Around the world last week were anniversary celebrations of the 1917 Russian Revolution which brought the Bolsheviks to power. Even Franco Spain was faithful in its fashion (see above). As usual, the most notable celebration was in Moscow. Notably absent: ailing, aging Joseph Stalin, 66, whom rumor put at Sochi on the Black Sea. where he rested for two months last autumn.

In Moscow’s flag-bedecked Bolshoi Theater the keynote address of the anniversary was delivered by the man whom many think Stalin has picked as his successor: swart, stocky Andrei Alexandrovich Zhdanov, 50. He is secretary of the Central Committee of the Communist Party, and is also chairman of the Supreme Soviet (Russian parliament), boss of Leningrad, colonel-general in the Russian Army and member of the potent, 14-man Politburo.

Zhdanov’s exposition of Soviet policy put the problem of peace in terms just opposite from the way most non-Russians thought of it. He said that Russia would not be intimidated by exponents of aggressive expansionism who were undermining international collaboration, but would continue to fight for security and the prevention of further aggression. Russia wished “to strengthen U.N.,” which other nations were trying “to shatter.” Russian blood, he added, “was not shed for atom blackmailers.”

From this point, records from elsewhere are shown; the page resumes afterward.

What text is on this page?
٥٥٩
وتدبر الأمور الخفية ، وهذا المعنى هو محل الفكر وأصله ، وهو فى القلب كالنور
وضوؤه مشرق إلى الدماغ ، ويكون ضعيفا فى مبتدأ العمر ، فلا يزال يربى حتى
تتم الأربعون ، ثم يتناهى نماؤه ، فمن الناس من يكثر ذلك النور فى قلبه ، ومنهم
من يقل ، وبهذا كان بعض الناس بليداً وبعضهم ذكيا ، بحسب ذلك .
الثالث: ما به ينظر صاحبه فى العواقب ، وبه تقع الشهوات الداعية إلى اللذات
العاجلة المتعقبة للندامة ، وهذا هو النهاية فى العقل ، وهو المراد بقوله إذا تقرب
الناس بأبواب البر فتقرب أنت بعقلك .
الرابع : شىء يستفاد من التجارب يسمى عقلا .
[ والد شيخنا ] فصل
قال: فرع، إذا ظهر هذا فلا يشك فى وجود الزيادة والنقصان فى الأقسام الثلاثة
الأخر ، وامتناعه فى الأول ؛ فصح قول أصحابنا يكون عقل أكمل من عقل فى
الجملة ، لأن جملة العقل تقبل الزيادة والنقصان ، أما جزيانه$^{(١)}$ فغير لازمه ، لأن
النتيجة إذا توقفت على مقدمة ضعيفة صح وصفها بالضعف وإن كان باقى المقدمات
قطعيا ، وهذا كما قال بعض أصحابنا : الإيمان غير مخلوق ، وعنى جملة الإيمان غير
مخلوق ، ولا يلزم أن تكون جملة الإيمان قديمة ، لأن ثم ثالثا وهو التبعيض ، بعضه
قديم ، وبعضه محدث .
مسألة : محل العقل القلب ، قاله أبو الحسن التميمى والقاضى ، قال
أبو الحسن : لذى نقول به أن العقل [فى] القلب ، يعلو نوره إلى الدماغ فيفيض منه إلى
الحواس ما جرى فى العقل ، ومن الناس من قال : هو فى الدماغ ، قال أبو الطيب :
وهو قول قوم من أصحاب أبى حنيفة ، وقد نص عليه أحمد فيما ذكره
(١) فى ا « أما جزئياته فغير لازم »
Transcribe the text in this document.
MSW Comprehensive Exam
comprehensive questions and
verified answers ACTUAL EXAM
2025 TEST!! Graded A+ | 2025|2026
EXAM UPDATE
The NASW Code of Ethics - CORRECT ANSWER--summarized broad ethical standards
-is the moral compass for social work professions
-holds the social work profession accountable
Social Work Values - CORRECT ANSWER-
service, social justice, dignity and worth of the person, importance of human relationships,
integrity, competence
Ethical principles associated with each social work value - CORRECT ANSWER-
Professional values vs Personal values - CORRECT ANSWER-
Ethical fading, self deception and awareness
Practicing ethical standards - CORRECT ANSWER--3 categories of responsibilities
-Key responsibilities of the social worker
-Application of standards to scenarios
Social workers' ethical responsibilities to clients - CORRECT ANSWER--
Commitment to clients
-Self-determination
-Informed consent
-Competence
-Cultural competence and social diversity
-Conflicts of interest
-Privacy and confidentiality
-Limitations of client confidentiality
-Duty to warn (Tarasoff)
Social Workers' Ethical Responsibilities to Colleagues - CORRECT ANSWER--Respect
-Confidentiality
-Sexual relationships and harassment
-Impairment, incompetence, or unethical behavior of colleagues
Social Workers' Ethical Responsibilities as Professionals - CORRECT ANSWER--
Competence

Soviet newspapers carrying the Zhdanov speech featured a cartoon captioned Crew of Warmongers. It showed a fire truck driven by a cigar-smoking Churchill. The other firemen were Hearst, Baruch (with a bucketful of atom bombs), Franco, a Turk and a Greek. Said a poem accompanying the cartoon: “Although this crew carries a fire hose, it’s really a flame thrower.”